The Cyprus experiment and the legitimisation of money laundering
Since saving Dexia, the troubled Franco-Belgian bank, costing around €100 billion, the benefit from a 10% levy on Cyprus banks’ deposits, amounting to less than €6 billion, sounds rather limited, compared to the potential risks of destabilising the whole banking system of Southern European eurozone countries.
This leads us to believe that this decision was rather political than economic. On one hand, it sets a precedent, breaking the taboo of bank deposits’ inviolability in a European country; on the other hand, it strikes a decisive blow on Cyprus’ status as a tax haven.
The emphasis, for this decision, was put on moral grounds: it was considered unacceptable for an EU member state to be a low-tax jurisdiction and to facilitate tax evasion. But is Cyprus the only case?
As a matter of fact, over the last few years, we are witnessing a hysteric aggressiveness of many OECD and EU institutions against countries considered to be ‘tax havens’, based on the the ‘moral’ grounds of fighting tax evasion and money laundering. If these stated purposes were the only ones, there would be no reason not to support this action.
However, there are strong indications that the tax haven ‘holy war’ has a hidden agenda, that of channeling most transactions in a small number of traditional financial centres.

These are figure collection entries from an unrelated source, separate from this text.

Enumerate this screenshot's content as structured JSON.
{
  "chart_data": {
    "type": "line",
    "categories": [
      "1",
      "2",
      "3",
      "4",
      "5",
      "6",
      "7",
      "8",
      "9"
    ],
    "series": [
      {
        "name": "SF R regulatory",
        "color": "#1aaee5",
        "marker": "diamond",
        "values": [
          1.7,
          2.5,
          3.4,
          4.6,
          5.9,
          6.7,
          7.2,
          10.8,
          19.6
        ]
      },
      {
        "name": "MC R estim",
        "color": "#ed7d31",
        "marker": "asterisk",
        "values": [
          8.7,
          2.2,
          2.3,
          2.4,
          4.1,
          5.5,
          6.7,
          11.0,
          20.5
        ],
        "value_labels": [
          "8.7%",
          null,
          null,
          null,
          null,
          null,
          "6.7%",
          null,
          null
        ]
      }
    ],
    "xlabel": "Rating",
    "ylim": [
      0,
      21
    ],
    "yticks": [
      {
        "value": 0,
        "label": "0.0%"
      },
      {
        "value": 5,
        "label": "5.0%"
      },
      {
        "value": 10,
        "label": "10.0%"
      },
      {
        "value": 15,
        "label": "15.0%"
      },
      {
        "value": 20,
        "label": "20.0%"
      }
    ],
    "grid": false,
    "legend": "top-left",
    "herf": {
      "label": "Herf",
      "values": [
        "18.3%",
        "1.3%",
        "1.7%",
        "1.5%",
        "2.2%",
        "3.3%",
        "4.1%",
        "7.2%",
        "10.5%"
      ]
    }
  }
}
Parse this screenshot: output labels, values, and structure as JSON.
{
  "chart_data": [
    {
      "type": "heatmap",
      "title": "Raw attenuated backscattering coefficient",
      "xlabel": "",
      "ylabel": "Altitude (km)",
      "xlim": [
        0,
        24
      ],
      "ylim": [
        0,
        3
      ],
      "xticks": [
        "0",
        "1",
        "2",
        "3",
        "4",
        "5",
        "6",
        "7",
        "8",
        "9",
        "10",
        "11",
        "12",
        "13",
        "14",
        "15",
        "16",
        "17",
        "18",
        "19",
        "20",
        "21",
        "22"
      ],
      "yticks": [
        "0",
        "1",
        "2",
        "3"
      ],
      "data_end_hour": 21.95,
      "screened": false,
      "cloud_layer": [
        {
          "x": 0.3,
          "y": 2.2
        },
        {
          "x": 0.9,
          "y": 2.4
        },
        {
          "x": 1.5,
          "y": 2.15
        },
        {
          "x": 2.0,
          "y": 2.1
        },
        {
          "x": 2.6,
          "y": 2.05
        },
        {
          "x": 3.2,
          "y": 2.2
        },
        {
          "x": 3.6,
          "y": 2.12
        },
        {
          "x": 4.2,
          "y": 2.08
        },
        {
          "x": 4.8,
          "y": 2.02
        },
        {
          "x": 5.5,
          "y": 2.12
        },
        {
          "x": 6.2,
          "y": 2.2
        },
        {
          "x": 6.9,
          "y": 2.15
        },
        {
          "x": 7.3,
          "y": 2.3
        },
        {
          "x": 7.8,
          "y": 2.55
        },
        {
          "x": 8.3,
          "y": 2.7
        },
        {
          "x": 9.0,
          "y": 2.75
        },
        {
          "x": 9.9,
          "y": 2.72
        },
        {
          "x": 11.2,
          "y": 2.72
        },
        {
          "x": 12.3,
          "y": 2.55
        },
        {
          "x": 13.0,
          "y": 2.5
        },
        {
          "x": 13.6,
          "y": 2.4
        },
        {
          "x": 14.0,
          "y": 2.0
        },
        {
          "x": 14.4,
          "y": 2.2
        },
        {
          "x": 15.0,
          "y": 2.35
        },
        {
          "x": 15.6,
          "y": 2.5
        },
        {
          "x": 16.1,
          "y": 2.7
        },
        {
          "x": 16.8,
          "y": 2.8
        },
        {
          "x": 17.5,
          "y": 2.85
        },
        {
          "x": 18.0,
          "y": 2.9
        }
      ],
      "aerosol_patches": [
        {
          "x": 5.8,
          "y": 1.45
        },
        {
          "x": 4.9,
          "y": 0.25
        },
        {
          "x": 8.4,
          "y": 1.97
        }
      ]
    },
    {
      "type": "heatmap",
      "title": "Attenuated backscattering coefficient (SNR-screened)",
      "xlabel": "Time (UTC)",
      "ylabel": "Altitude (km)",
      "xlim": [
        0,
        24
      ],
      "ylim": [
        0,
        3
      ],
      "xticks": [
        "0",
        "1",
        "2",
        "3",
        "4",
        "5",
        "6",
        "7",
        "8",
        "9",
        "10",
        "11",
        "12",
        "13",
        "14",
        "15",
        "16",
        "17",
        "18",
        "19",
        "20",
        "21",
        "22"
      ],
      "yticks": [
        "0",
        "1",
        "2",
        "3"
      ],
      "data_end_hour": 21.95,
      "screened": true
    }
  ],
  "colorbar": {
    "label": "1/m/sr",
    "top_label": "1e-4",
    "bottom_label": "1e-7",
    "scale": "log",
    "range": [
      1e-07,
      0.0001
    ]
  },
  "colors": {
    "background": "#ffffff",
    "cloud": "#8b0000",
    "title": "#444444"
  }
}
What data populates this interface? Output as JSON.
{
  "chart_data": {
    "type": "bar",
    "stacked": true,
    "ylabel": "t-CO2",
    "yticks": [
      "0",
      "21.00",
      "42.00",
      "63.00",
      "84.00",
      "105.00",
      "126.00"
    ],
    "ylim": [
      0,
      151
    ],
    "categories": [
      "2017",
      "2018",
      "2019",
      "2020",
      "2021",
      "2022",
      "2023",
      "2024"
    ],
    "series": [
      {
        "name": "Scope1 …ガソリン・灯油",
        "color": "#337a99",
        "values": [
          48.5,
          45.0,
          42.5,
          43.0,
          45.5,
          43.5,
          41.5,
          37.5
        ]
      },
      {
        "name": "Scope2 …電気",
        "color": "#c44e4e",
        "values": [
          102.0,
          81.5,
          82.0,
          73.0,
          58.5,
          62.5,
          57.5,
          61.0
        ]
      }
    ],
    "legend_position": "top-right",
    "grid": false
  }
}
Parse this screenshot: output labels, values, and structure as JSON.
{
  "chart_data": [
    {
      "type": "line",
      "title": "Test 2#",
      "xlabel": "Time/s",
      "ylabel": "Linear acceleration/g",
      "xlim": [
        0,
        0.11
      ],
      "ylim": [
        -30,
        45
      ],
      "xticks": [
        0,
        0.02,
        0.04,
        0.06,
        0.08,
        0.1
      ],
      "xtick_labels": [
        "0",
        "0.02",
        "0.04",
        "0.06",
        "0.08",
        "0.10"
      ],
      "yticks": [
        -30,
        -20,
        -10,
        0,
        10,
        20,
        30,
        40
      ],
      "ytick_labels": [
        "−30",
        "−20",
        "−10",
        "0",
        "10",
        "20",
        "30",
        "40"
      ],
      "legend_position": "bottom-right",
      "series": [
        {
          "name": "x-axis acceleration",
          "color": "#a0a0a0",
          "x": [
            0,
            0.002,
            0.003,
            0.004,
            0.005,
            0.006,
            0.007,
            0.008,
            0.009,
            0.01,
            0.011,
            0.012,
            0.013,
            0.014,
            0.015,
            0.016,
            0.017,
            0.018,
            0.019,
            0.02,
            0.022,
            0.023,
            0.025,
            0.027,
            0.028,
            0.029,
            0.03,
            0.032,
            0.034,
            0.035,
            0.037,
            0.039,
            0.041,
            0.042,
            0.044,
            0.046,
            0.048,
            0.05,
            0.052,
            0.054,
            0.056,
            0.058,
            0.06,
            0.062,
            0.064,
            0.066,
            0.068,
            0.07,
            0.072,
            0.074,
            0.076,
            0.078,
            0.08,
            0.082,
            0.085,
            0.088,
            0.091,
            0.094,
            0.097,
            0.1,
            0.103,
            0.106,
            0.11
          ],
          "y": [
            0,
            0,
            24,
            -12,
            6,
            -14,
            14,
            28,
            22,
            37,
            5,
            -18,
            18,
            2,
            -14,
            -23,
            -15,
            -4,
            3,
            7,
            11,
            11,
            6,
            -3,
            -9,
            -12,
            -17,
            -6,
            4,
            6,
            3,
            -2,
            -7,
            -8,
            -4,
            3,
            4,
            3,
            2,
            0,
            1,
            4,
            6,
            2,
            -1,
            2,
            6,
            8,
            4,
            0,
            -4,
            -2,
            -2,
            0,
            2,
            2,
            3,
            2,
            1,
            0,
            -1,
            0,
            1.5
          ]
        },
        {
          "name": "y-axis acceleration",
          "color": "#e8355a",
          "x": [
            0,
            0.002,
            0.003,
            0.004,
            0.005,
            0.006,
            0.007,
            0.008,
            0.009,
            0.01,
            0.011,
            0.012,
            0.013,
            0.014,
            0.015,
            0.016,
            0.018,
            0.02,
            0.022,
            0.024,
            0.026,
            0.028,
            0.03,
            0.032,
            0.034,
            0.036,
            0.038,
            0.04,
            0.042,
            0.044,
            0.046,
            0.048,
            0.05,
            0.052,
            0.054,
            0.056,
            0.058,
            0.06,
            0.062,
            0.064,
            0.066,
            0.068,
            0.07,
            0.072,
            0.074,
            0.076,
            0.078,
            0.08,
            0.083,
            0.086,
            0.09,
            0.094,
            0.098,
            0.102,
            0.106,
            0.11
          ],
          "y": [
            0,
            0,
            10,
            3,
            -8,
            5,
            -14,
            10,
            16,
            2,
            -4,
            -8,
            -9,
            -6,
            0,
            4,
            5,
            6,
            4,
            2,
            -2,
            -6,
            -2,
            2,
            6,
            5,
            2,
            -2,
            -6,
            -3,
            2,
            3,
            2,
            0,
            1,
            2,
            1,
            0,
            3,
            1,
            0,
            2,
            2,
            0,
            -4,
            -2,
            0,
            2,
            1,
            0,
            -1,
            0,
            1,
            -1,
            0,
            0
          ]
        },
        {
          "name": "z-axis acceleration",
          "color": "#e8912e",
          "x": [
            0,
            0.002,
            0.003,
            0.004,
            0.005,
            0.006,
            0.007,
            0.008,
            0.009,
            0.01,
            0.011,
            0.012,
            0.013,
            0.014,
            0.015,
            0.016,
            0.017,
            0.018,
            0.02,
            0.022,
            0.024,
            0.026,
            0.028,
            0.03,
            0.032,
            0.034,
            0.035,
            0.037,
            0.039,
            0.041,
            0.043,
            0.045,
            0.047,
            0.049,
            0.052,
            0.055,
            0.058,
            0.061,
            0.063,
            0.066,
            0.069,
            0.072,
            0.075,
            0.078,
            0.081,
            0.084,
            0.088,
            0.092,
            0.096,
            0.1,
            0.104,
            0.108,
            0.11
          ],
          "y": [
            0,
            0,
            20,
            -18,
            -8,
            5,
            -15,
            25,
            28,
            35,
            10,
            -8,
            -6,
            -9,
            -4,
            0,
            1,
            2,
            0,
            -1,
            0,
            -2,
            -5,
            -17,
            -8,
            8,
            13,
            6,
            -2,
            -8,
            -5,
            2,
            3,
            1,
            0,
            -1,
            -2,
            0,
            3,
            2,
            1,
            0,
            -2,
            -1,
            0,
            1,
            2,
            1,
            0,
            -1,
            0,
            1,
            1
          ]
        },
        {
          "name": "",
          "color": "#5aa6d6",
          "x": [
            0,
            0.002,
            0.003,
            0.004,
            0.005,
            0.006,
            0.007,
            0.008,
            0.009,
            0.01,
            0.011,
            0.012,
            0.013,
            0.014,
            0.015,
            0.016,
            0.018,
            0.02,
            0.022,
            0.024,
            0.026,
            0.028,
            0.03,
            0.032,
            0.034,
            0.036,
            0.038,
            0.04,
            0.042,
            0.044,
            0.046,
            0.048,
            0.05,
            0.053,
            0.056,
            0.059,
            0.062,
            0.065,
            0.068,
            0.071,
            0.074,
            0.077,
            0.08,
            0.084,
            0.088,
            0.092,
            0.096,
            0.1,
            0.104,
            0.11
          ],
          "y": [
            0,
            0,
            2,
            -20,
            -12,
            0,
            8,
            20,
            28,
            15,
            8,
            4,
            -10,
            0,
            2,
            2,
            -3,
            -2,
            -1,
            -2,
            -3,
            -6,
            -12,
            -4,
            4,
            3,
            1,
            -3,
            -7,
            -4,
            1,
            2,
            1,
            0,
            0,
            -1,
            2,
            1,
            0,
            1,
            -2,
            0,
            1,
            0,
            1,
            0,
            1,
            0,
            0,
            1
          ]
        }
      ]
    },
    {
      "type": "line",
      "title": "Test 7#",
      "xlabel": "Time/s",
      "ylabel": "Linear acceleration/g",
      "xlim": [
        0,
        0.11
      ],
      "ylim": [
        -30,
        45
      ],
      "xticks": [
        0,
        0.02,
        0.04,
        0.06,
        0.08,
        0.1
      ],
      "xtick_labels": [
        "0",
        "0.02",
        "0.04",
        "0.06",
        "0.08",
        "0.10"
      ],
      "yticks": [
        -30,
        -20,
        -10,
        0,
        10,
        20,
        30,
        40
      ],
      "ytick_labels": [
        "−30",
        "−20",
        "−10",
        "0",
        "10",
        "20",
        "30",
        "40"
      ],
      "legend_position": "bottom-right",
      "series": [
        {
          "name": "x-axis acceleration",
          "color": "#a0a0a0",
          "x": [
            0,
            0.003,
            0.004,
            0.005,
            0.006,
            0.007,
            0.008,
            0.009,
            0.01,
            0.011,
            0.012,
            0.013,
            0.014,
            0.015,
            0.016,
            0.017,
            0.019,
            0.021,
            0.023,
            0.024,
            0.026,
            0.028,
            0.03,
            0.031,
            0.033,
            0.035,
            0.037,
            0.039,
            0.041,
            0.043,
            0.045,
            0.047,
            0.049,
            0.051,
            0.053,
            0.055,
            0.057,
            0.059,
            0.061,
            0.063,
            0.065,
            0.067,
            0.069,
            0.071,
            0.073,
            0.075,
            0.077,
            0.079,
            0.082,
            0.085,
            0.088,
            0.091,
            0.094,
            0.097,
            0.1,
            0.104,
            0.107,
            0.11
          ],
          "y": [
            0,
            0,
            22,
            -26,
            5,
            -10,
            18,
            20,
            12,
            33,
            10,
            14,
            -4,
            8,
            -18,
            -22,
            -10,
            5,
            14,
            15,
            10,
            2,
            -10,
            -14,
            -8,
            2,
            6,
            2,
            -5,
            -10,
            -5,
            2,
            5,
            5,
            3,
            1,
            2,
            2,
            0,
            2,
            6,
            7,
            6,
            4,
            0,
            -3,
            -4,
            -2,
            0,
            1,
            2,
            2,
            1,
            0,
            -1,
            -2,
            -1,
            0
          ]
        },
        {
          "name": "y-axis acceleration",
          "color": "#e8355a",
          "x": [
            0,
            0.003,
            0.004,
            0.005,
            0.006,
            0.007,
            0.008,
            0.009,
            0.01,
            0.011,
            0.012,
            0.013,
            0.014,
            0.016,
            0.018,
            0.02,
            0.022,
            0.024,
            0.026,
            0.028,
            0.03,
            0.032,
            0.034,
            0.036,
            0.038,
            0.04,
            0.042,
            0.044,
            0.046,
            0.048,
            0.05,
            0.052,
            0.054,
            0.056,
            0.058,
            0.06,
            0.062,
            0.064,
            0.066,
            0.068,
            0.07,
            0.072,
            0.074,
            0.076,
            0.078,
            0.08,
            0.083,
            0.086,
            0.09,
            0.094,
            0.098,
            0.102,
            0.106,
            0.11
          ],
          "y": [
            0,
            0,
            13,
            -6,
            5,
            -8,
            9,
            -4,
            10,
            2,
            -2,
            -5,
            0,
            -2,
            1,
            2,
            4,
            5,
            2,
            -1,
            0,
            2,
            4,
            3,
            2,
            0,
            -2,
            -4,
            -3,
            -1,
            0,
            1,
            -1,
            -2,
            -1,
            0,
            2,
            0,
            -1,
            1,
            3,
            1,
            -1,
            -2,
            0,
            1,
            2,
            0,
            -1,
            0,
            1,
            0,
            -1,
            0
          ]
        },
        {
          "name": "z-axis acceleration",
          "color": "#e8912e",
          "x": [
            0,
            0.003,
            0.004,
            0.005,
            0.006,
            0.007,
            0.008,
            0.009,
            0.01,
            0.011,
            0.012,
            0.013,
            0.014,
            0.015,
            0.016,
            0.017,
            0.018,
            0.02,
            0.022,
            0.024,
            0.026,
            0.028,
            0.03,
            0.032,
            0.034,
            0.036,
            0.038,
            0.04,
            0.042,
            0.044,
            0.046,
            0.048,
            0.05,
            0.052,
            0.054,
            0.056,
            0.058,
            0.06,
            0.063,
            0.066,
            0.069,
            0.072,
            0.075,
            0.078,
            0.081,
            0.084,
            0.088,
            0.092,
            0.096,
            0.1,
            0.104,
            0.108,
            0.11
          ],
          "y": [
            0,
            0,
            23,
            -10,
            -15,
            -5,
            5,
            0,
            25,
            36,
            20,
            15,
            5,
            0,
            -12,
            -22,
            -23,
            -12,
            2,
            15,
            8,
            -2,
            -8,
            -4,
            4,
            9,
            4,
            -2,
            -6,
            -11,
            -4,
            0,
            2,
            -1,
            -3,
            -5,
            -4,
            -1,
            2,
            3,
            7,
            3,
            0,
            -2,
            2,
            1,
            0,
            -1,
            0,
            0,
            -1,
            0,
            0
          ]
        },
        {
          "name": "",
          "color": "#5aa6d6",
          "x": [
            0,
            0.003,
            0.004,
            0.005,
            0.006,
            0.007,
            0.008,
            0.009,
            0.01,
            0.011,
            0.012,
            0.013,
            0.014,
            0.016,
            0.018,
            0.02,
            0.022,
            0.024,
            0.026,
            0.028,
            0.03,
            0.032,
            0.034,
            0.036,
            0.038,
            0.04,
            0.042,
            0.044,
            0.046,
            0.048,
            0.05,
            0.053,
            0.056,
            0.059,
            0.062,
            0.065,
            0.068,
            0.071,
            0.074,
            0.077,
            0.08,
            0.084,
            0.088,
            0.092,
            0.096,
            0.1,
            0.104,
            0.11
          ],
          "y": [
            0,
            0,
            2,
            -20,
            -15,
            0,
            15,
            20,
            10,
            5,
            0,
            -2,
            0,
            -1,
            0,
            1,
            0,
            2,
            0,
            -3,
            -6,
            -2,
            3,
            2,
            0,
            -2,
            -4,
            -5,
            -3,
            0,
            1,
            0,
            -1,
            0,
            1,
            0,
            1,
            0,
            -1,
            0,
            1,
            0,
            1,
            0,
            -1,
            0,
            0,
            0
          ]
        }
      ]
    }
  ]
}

When speaking about tax havens, it is useful to remember that the term is extremely large, and as many as fifty countries, including several EU members and the US, in some ways act as a tax shelter for international money. To give an example, both Ireland and the Netherlands are excellent places to set up a holding structure and to divert profits made from sales in other European countries. For Ireland, going under a bailout didn’t compromise its tax haven status.
Then, comes London, the world’s prime offshore centre. A specialty of London is a structure known as LLP, or Limited Liability Partnership, a tax transparent partnership heavily used in international trade. In fact, it’s a three-stage structure, comprising the LLP itself, its shareholders (usually “pure” offshore companies, such as BVI international business companies), and its subsidiary, for example a Russian or Ukrainian company, depending on the place of trade.
These LLP’s are among the main instruments of worldwide transfer pricing, resulting in billions of euros in tax losses for third countries…
If we enlarge the scope of the analysis, and look beyond the EU, we must admit that the United States themselves are in some respect an excellent tax haven.
Some States, such as Delaware and Montana made a specialty of setting up quickly and relatively anonymously so-called Limited Liability Companies (LLC’s), which are zero-tax structures if their owners are non-US residents and their activity is exclusively carried outside of the United States.
A recent study by Professor Michael Findley of the University of Texas at Austin et al. has even concluded: “It is easier to obtain an untraceable shell company from incorporation services (not law firms) in the United States than in any other country save Kenya.”
In this context, isn’t it really hypocritical for the Eurogroup to only ‘teach Cyprus a lesson’? Many think it is, and some even relate this ‘lesson’ to the fact that a large part of funds deposited in Cyprus’ banks (around €20 billion) are from Russia.
Total funds parked in tax havens are estimated at €20 trillion by ‘The Economist,’ and between €20 and €30 trillion by the non-government organisation ‘Tax Justice Network;’ the obvious question is: why is “morality” only applied to Cyprus, which only accounts for 1% of such funds?